British Roadside Attractions
I have a sneaking feeling that I've written about this before, but bear with me as my abandonment of the railway has opened up whole new vistas to me. This started off as a rant on the lack of decent roadside attractions in Britain, but the more I thought of it, the more I realised that we've got loads. And with the Easter weekend opening up before us like Goatse man's bottom, what better time to promote the best tat our country has to offer.

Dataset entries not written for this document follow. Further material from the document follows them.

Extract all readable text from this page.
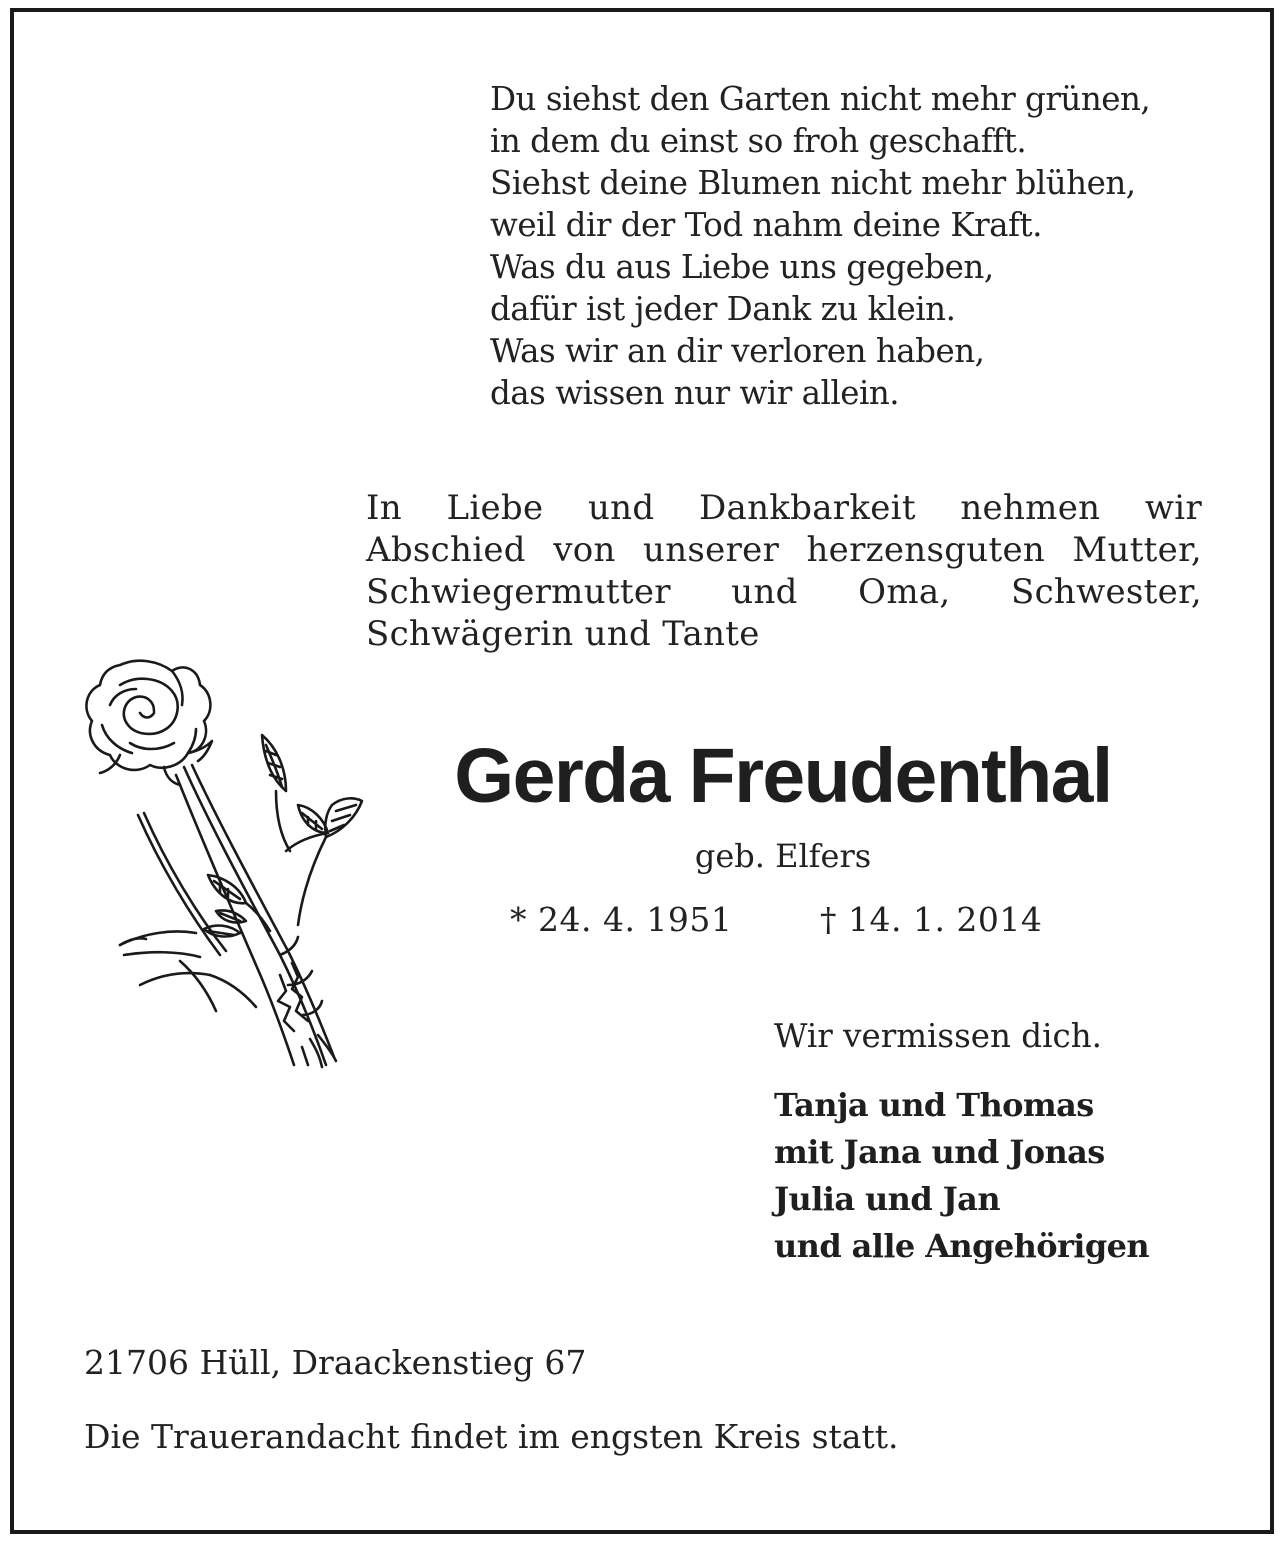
Du siehst den Garten nicht mehr grünen,
in dem du einst so froh geschafft.
Siehst deine Blumen nicht mehr blühen,
weil dir der Tod nahm deine Kraft.
Was du aus Liebe uns gegeben,
dafür ist jeder Dank zu klein.
Was wir an dir verloren haben,
das wissen nur wir allein.
In Liebe und Dankbarkeit nehmen wir
Abschied von unserer herzensguten Mutter,
Schwiegermutter und Oma, Schwester,
Schwägerin und Tante
Gerda Freudenthal
geb. Elfers
* 24. 4. 1951	† 14. 1. 2014
Wir vermissen dich.
Tanja und Thomas
mit Jana und Jonas
Julia und Jan
und alle Angehörigen
21706 Hüll, Draackenstieg 67
Die Trauerandacht findet im engsten Kreis statt.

You see, there's a whole tradition of this sort of thing in America. The whole place is littered with monuments to the useless. You drive from Pigdick, Illinois to Arse, Texas and you are forever coming across the World's Biggest Cow Turd, the World's Longest Fish, huge fibreglass men - America is littered with this crap that travellers, bored with endless, endless roads, worship for the want of anything better to do. Like huge ducks, for example. Worship-me-do!
Your Gaimans, Brysons and any number of travel writers have waxed lyrical on the American roadside attraction, because, frankly, they try harder over there. In Weymouth, we've got a wishing well. Underwhelmed, I paid it a visit, and I'm still waiting for my lightly oiled Kirstie Allsopp clutching an attache case of used fivers.
Where's the weird guff when you need it?
It turns out that I just wasn't looking hard enough. On a recent trip up to Yeovil (where I could, if I wished, have taken a short diversion to see the Museum of Bakelite), I came across a submarine sitting beside the A37. A whole bloody submarine. With a periscope and everything.
And what, pray, is the Angel of the North, if it is not a massive roadside attraction designed solely to outdo those pesky American whippersnappers*?
And while I was trying out Wishing Wells, I remember a childhood visit to the Maharajah's Well just outside Henley. It's one of those what-the-bloody-hell's-that-doing-there? things that is so utterly out of time and place, you've just got to take a major diversion to see it.
What's near you? List me up!
I was rather disappointed, in my search for giant roadside stuff, to find out that Devon's The Big Sheep was not a large fibreglass farmyard animal. Must try harder. And if the Duck Trials are anything to go by, I'll be pleading not guilty, thank "ewe"** very much.
* Answer: a bit crap, and they forgot to paint it, the shoddy bastards.